Bereits im Jahre 2011 erschien in den USA das »Jewish Annotated New Testament«. Herausgegeben von Amy-Jill Levine und Marc Zvi Brettler lag hiermit eine erste umfassende Kommentierung des Neuen Testaments jüdischer Provenienz vor – ein Meilenstein sowohl für die kontextuelle neutestamentliche Forschung als auch für die christlich-jüdische Beziehungsarbeit überhaupt. Zeigt es doch Christen die tiefe Verankerung »ihres« Neuen Testaments in der jüdischen Tradition und verhilft gleichzeitig Jüdinnen und Juden zu einer neuen – eben jüdischen – Perspektive auf den zweiten Teil der christlichen Bibel. Bereits in der englischen Ausgabe sind die Anmerkungen zu den neutestamentlichen Büchern ergänzt durch fundierte Essays zu Schlüsselthemen für das Verständnis des Textes und seiner Kontexte. Spätestens mit dem Erscheinen der zweiten Auflage des englischen Textes im Jahres 2016 wurde sinnfällig, in welch hohem Maße das Unternehmen einer jüdischen Kommentierung des Neuen Testaments den Nerv und die Erwartung vieler Engagierter traf. Ein nicht zu überschätzendes Verdienst kommt dem Herausgeberteam Wolfgang Kraus, Michael Tilly und Axel Töllner zu, die Ausgabe in deutscher Sprache übernommen zu haben. In Zusammenarbeit mit der Deutschen Bibelgesellschaft liegt nun mit »Das Neue Testament – jüdisch erklärt« eine deutsche Übertragung dieses epochalen Werkes vor, präzise und kundig im Detail, erhellend und richtungsweisend auf dem weiten Weg der Wahrnehmung der Bibel im Angesicht des Judentums.

Es ist ein Studien- und Hilfsbuch entstanden, das einzigartig dasteht innerhalb der theologischen Literatur. Quellenorientierter Bibelkommentar und thematische Vertiefung relevanter Topoi charakterisieren diese Ausgabe. Den neutestamentlichen Büchern ist jeweils eine knappe Einleitung vorangestellt, der Textbestand gemäß der Lutherübersetzung 2017 ist fortlaufend kommentiert und in historisch-kritisch verlässlicher Weise bezogen auf Quellen aus dem weiten Spektrum jüdischer Tradition. Als besonderen »Service« bietet die Ausgabe in optisch unterlegten »Infoboxen« wertvolle Einsichten zu neuralgischen Einzelthemen, an die sich in der Auslegungsgeschichte manches fatale Fehlurteil geknüpft hat: So finden z. B. bei der Bearbeitung des Matthäusevangeliums die Figur des Judas sowie der berühmt-berüchtigte »Blutschrei« in Mt 27,25 oder auch die paulinische Formel »Christus Ziel der Tora« (Röm 10,4) besondere Beachtung.
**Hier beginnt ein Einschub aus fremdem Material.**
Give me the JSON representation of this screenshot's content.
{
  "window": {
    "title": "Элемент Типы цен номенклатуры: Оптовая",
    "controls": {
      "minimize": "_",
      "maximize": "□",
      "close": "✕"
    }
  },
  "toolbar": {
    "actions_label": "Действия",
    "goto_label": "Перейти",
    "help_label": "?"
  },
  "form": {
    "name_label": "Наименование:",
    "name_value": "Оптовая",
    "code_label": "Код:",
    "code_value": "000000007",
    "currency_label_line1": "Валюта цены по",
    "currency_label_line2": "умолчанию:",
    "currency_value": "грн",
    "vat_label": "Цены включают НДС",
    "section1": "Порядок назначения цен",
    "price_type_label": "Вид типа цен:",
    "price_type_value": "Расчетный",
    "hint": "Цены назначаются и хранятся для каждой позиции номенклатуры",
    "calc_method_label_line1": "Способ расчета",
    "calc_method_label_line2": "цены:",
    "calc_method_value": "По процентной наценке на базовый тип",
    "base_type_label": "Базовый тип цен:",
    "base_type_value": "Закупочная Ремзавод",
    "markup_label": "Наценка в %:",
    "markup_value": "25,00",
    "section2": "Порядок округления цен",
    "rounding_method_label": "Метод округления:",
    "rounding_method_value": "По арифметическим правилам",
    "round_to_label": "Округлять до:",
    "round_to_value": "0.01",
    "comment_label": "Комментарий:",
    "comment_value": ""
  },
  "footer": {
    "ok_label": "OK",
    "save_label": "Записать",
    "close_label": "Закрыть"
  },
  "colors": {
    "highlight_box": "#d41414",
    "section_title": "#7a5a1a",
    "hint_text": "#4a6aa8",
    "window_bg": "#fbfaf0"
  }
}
Die Sammlung von über 50 Essays im letzten Drittel des Werkes liest sich wie ein Kaleidoskop zentral wichtiger Erwägungen im christlich-jüdischen Horizont. Auf dem Niveau aktueller historisch-judaistischer Forschung werden Fragen zur neutestamentlichen Zeitgeschichte, den gesellschaftlichen Rahmenbedingungen behandelt, werden die religiösen Strömungen, Glaubens-praktiken beleuchtet sowie die Vielfalt literarischer Tradition im Judentum in den Blick genommen. All dies ein kostbarer Schatz und reiche Fundgrube für christliches Lernen in judaicis. Überkommene Fehlurteile zurechtzurücken durch profunde Information motiviert die jüdischen Autorinnen und Autoren im Essayteil – dafür steht z. B. der Beitrag von Amy-Jill Levine und Marc Zvi Brettler mit dem Titel »Verbreitete Irrtümer über das antike Judentum«. Nicht zu überhören ist in zahlreichen Essays die Absicht des Werkes – und das macht seinen besonderen Reiz aus −, auch in jüdischen Ohren sozusagen Offenheit und Verständnis zu wecken für die neutestamentliche Überlieferung und damit – so z. B. das Essay von Jacob Neusner – »Überlegungen aus jüdischer Sicht zum christlichen Selbstverständnis« anzubieten. Unprätentiös und im präzisen Sinne absichtslos wird »Eigenes« benannt und »Anderes« anerkannt. So wird dieses fulminante Buch zu einem Zeugnis gelingenden Dialogs in Respekt und gegenseitiger Achtung.

»Das Neue Testament jüdisch erklärt« zeigt sich als hervorragendes Exempel tiefgehender Schriftgelehrsamkeit ebenso wie als Frucht persönlichen Austauschs im christlich-jüdischen Gespräch. Dieses Buch macht Mut. Es öffnet Wege zum weiteren Entdecken und zum tieferen Verständnis – auf allen Ebenen ein Vademecum für die zukünftige christlich-jüdische Begegnungsgeschichte.